Earth is a unique planet in the solar system, and may be the only one of its kind anywhere.
As we look with enthusiasm and anticipation for extraterrestrial life, this uniqueness is one thing that remains in the forefront of our thoughts. Liquid water is the primary factor, although it might exist beneath the frozen crust of exoplanets as well as here in our own solar system.
Astronomers have discovered thousands of planets around nearby stars, but few are close to being even remotely Earth-like.
To be truly Earth-like there would have to be a moon roughly the size of ours. The moon has played a subtle but necessary role in the evolution of life on Earth.
Our moon is the only satellite in the solar system that is even close in size to the planet that it orbits. This causes the moon to exert strong tidal forces, to shield us from impacts with cosmic dust and debris, and to stabilize the tilt of Earth’s rotational axis to keep the seasons constant.
The moon exists due to an improbable collision with a Mars-size object 4 billion years ago near the end of the period when planetessimals had reached planetary size.
It has been estimated that there is at best a 5 to 10 percent chance of such a collision with primordial Earth at just the right angle to vaporize Earth’s crustal material that could coalesce to form the moon.
This collision not only created the moon; it also increased the mass and radius of Earth to its present size, also an important criterion for an Earth twin. Earth’s mass, size and distance from a star like the sun allow it to maintain an atmosphere within a range of pressure and temperature that allows water to exist in all three phases.

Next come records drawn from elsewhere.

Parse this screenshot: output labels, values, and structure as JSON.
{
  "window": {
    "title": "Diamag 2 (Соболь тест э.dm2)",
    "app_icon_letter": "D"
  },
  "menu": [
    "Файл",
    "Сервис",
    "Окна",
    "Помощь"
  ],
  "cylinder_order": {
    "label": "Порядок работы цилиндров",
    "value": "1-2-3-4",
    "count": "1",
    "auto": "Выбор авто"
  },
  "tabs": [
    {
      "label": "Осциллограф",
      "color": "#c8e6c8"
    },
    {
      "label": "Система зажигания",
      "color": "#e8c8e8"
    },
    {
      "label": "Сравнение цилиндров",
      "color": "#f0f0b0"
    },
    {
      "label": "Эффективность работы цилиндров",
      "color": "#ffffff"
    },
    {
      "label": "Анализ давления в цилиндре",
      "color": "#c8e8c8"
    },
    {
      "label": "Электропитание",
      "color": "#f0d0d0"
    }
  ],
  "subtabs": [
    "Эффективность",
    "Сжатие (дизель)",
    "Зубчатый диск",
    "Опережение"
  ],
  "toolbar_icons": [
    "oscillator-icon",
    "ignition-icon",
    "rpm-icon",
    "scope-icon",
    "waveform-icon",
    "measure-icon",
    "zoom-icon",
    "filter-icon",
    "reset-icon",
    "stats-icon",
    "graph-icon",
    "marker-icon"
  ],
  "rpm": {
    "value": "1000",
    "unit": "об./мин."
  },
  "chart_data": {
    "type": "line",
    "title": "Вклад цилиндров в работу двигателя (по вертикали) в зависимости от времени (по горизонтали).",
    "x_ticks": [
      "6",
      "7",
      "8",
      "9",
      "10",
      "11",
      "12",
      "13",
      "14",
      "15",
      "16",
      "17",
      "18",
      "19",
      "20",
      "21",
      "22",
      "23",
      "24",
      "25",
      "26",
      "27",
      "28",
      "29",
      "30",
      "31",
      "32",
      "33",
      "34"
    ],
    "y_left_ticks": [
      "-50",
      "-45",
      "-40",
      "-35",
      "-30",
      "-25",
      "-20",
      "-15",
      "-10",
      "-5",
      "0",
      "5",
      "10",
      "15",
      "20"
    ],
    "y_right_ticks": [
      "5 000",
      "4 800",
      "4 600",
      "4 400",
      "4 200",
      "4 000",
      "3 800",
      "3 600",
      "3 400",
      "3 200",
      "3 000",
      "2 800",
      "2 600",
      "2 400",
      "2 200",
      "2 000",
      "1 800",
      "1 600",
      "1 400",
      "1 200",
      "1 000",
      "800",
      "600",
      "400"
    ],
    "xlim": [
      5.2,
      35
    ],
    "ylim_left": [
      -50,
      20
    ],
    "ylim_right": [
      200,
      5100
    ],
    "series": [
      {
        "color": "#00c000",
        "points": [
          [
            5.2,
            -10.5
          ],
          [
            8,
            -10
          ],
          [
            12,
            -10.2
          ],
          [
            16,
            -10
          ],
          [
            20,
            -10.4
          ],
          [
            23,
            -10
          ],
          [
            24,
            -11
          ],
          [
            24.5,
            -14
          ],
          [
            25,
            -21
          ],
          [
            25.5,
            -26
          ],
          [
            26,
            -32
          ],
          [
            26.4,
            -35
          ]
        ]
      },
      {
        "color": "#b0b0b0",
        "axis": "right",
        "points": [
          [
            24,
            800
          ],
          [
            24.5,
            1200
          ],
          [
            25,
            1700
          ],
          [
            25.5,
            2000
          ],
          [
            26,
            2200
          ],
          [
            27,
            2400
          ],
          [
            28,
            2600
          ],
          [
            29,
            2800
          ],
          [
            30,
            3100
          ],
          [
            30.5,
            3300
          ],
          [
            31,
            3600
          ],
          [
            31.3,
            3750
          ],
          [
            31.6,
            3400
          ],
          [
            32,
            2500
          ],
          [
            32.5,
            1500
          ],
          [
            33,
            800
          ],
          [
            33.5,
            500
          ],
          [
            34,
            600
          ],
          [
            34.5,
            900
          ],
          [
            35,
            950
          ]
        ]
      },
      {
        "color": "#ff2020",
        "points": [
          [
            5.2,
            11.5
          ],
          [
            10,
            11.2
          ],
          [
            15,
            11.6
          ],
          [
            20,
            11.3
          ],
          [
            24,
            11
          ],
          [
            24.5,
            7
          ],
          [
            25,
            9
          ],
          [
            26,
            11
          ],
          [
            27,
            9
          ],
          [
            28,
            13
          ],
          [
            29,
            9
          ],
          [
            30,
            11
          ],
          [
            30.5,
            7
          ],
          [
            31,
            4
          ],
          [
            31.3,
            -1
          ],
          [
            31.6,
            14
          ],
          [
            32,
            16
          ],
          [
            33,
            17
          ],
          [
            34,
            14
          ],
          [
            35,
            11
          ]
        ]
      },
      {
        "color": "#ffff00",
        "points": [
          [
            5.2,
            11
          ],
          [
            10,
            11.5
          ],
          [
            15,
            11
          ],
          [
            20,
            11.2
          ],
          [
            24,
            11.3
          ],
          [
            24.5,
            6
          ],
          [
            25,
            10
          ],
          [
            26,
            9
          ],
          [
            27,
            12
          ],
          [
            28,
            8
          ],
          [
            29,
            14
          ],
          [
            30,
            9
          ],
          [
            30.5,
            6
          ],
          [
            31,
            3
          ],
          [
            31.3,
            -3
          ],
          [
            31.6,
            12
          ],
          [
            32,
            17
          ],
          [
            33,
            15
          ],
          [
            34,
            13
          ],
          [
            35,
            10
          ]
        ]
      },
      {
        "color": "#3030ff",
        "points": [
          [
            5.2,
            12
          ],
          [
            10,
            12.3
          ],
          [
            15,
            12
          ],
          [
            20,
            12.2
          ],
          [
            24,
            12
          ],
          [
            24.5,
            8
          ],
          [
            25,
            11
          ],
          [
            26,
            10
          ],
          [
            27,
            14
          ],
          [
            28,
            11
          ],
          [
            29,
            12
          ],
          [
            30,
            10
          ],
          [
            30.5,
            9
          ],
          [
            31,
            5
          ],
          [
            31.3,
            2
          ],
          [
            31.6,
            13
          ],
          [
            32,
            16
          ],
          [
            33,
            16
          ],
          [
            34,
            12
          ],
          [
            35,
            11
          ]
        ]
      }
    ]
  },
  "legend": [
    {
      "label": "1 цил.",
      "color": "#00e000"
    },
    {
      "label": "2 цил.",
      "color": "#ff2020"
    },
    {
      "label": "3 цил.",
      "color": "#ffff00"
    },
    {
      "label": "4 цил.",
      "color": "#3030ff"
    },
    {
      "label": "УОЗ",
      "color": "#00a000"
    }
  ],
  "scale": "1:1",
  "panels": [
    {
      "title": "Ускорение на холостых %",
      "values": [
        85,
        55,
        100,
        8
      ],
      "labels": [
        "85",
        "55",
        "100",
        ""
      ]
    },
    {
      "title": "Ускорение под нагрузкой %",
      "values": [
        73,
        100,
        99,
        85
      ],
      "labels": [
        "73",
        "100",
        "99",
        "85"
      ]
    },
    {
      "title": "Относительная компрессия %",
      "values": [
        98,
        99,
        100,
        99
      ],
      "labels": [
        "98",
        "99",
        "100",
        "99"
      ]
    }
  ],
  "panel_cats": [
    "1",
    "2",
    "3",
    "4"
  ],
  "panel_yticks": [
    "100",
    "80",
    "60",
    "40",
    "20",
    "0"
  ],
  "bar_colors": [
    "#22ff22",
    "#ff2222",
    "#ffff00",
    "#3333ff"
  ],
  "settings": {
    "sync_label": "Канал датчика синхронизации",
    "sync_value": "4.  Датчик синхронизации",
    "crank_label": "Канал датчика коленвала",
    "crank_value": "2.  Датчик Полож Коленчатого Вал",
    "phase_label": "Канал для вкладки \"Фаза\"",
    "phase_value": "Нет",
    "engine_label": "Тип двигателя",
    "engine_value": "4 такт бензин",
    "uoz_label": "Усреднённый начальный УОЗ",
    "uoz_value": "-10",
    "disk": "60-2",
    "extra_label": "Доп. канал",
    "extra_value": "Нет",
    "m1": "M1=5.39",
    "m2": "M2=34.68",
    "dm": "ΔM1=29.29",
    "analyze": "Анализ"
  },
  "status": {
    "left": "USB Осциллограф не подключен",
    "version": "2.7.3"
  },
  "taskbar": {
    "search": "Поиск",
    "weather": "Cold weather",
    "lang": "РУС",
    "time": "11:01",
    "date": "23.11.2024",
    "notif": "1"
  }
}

The habitable zone, also called the Goldilocks zone for our sun, starts beyond Venus and ends before Mars, a mere 70-million-mile zone in a solar system that extends more than 1 billion miles.
The sun’s radiant energy is just in the spectral range where lightweight atoms like carbon, hydrogen, oxygen and nitrogen bonds can form organic chemicals and gases, such as ozone.

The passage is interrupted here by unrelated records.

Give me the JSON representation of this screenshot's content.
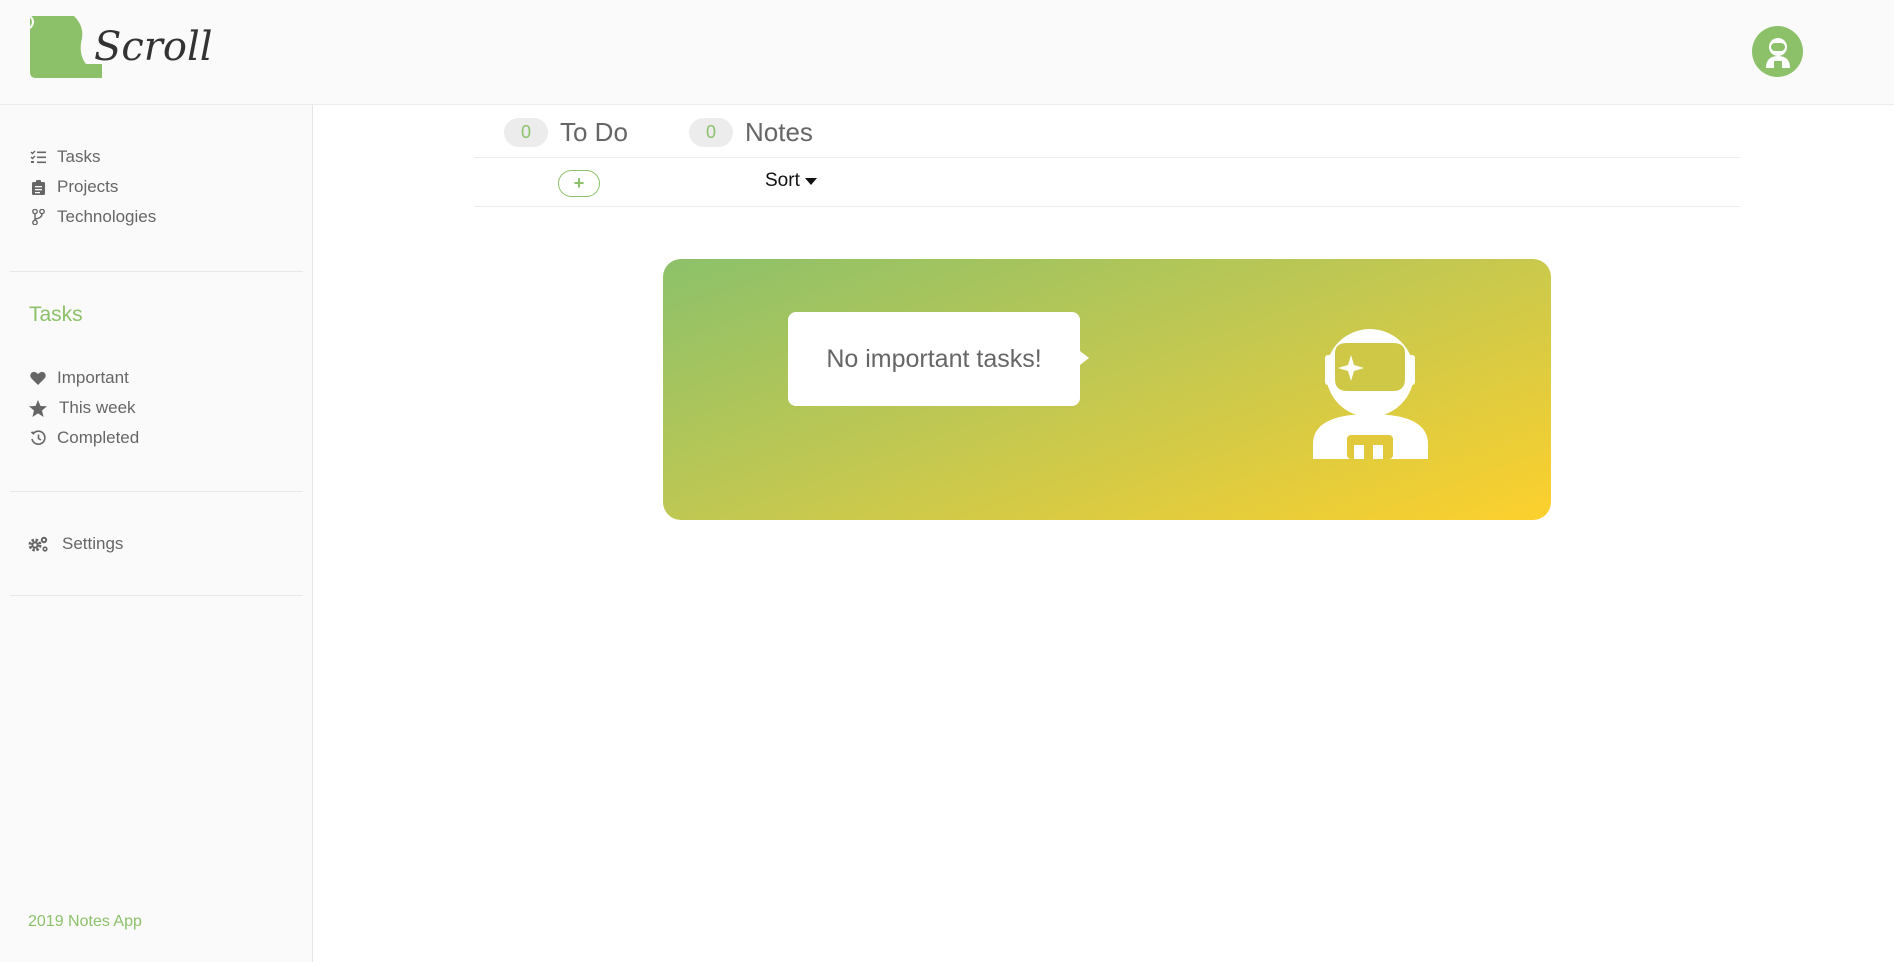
{
  "header": {
    "logo_text": "Scroll",
    "accent_color": "#8cc16a"
  },
  "sidebar": {
    "nav_top": [
      {
        "label": "Tasks",
        "icon": "tasks-list-icon"
      },
      {
        "label": "Projects",
        "icon": "clipboard-icon"
      },
      {
        "label": "Technologies",
        "icon": "code-branch-icon"
      }
    ],
    "section_title": "Tasks",
    "nav_tasks": [
      {
        "label": "Important",
        "icon": "heart-icon"
      },
      {
        "label": "This week",
        "icon": "star-icon"
      },
      {
        "label": "Completed",
        "icon": "history-icon"
      }
    ],
    "nav_settings": {
      "label": "Settings",
      "icon": "cogs-icon"
    },
    "footer": "2019 Notes App"
  },
  "main": {
    "tabs": [
      {
        "count": "0",
        "label": "To Do"
      },
      {
        "count": "0",
        "label": "Notes"
      }
    ],
    "toolbar": {
      "add_label": "+",
      "sort_label": "Sort"
    },
    "banner": {
      "message": "No important tasks!",
      "gradient_start": "#8cc16a",
      "gradient_end": "#fdd02c"
    }
  }
}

Recent research suggests that certain red giant stars may also be suitable, and these are numerous in our galaxy.
Computer models suggest that a planet of Earth’s size can form at this location only if a Jupiter-size planet has formed within a certain range of distances from the sun.

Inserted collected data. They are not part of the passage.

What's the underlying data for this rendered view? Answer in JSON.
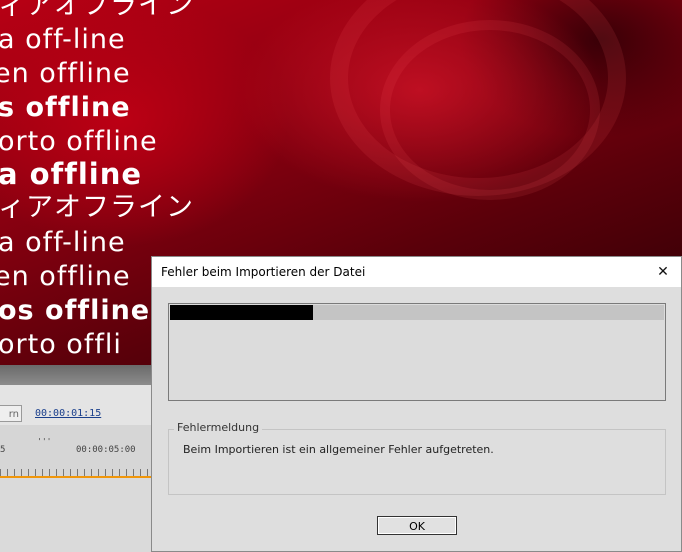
{
  "background": {
    "offline_lines": [
      "ィアオフライン",
      "a off-line",
      "en offline",
      "s offline",
      "orto offline",
      "a offline",
      "ィアオフライン",
      "a off-line",
      "en offline",
      "os offline",
      "orto offli"
    ]
  },
  "editor": {
    "button_stub": "rn",
    "timecode": "00:00:01:15",
    "ruler_label_left": "5",
    "ruler_label_right": "00:00:05:00",
    "playhead_marker": "'''"
  },
  "dialog": {
    "title": "Fehler beim Importieren der Datei",
    "close_glyph": "✕",
    "progress_fraction": 0.29,
    "group_title": "Fehlermeldung",
    "message": "Beim Importieren ist ein allgemeiner Fehler aufgetreten.",
    "ok_label": "OK"
  },
  "colors": {
    "background_red": "#b80014",
    "timeline_accent": "#f0960a",
    "timecode_link": "#1a3f8c"
  }
}
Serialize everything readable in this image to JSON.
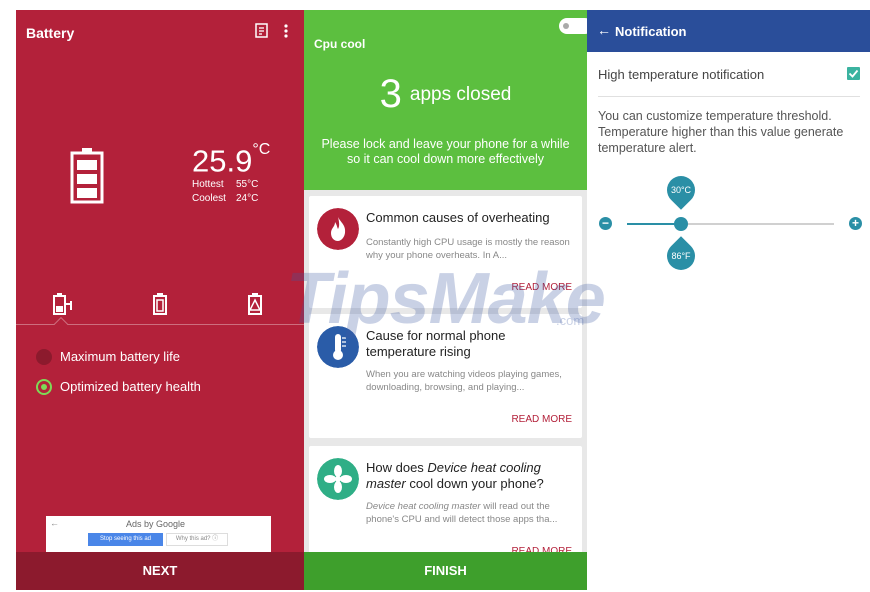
{
  "battery": {
    "title": "Battery",
    "temperature": "25.9",
    "unit": "°C",
    "hottest_label": "Hottest",
    "hottest_value": "55°C",
    "coolest_label": "Coolest",
    "coolest_value": "24°C",
    "options": [
      {
        "label": "Maximum battery life",
        "selected": false
      },
      {
        "label": "Optimized battery health",
        "selected": true
      }
    ],
    "ad": {
      "ads_by": "Ads by Google",
      "stop_label": "Stop seeing this ad",
      "why_label": "Why this ad? ⓘ"
    },
    "next_label": "NEXT",
    "accent_color": "#b3213a"
  },
  "cpu": {
    "title": "Cpu cool",
    "apps_count": "3",
    "apps_closed_text": "apps closed",
    "description": "Please lock and leave your phone for a while so it can cool down more effectively",
    "cards": [
      {
        "title": "Common causes of overheating",
        "text": "Constantly high CPU usage is mostly the reason why your phone overheats. In A...",
        "read_more": "READ MORE",
        "icon": "flame-icon",
        "icon_color": "#b3213a"
      },
      {
        "title": "Cause for normal phone temperature rising",
        "text": "When you are watching videos playing games, downloading, browsing, and playing...",
        "read_more": "READ MORE",
        "icon": "thermometer-icon",
        "icon_color": "#2a5ca8"
      },
      {
        "title_pre": "How does ",
        "title_em": "Device heat cooling master",
        "title_post": " cool down your phone?",
        "text_em": "Device heat cooling master",
        "text_post": " will read out the phone's CPU and will detect those apps tha...",
        "read_more": "READ MORE",
        "icon": "fan-icon",
        "icon_color": "#2fae86"
      }
    ],
    "finish_label": "FINISH",
    "accent_color": "#5cbf3f"
  },
  "notification": {
    "title": "Notification",
    "setting_label": "High temperature notification",
    "checked": true,
    "description": "You can customize temperature threshold. Temperature higher than this value generate temperature alert.",
    "threshold_c": "30°C",
    "threshold_f": "86°F",
    "accent_color": "#2a4e9a"
  },
  "watermark": {
    "text": "TipsMake",
    "suffix": ".com"
  }
}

With every new exploration of Mars, it becomes more likely that the red planet may have had the conditions necessary for some form of primitive life to begin before its surface water disappeared.
The discovery of chemosynthetic life nourished by volcanic vents on the seafloor opens the possibility of other locales that might harbor life.
In our solar system, Jupiter’s moon Europa has an icy crust that appears to behave much like the rocky crust of Earth. This indicates that a warm ocean might exist beneath the ice the same way that molten rock underlies Earth’s crust.
Before it crashed into Saturn’s atmosphere last year, the Cassini spacecraft imaged wrinkled landscapes and spouting jets on Encel-
adus, Saturn’s sixth-largest moon, that hint at subsurface water and open the doors of speculation about the conditions for life to exist there.
The discovery of extraterrestrial life of any kind would force us to rethink and redefine our own origins and existence, but it is highly unlikely that we will ever encounter extraterrestrial beings anything like ourselves.
There may be another Earth somewhere, but one that is the right distance from the right kind of star, has a moon of just the right size and is within our reach is about as likely as finding that quarter I flipped overboard for good luck on my first ocean voyage.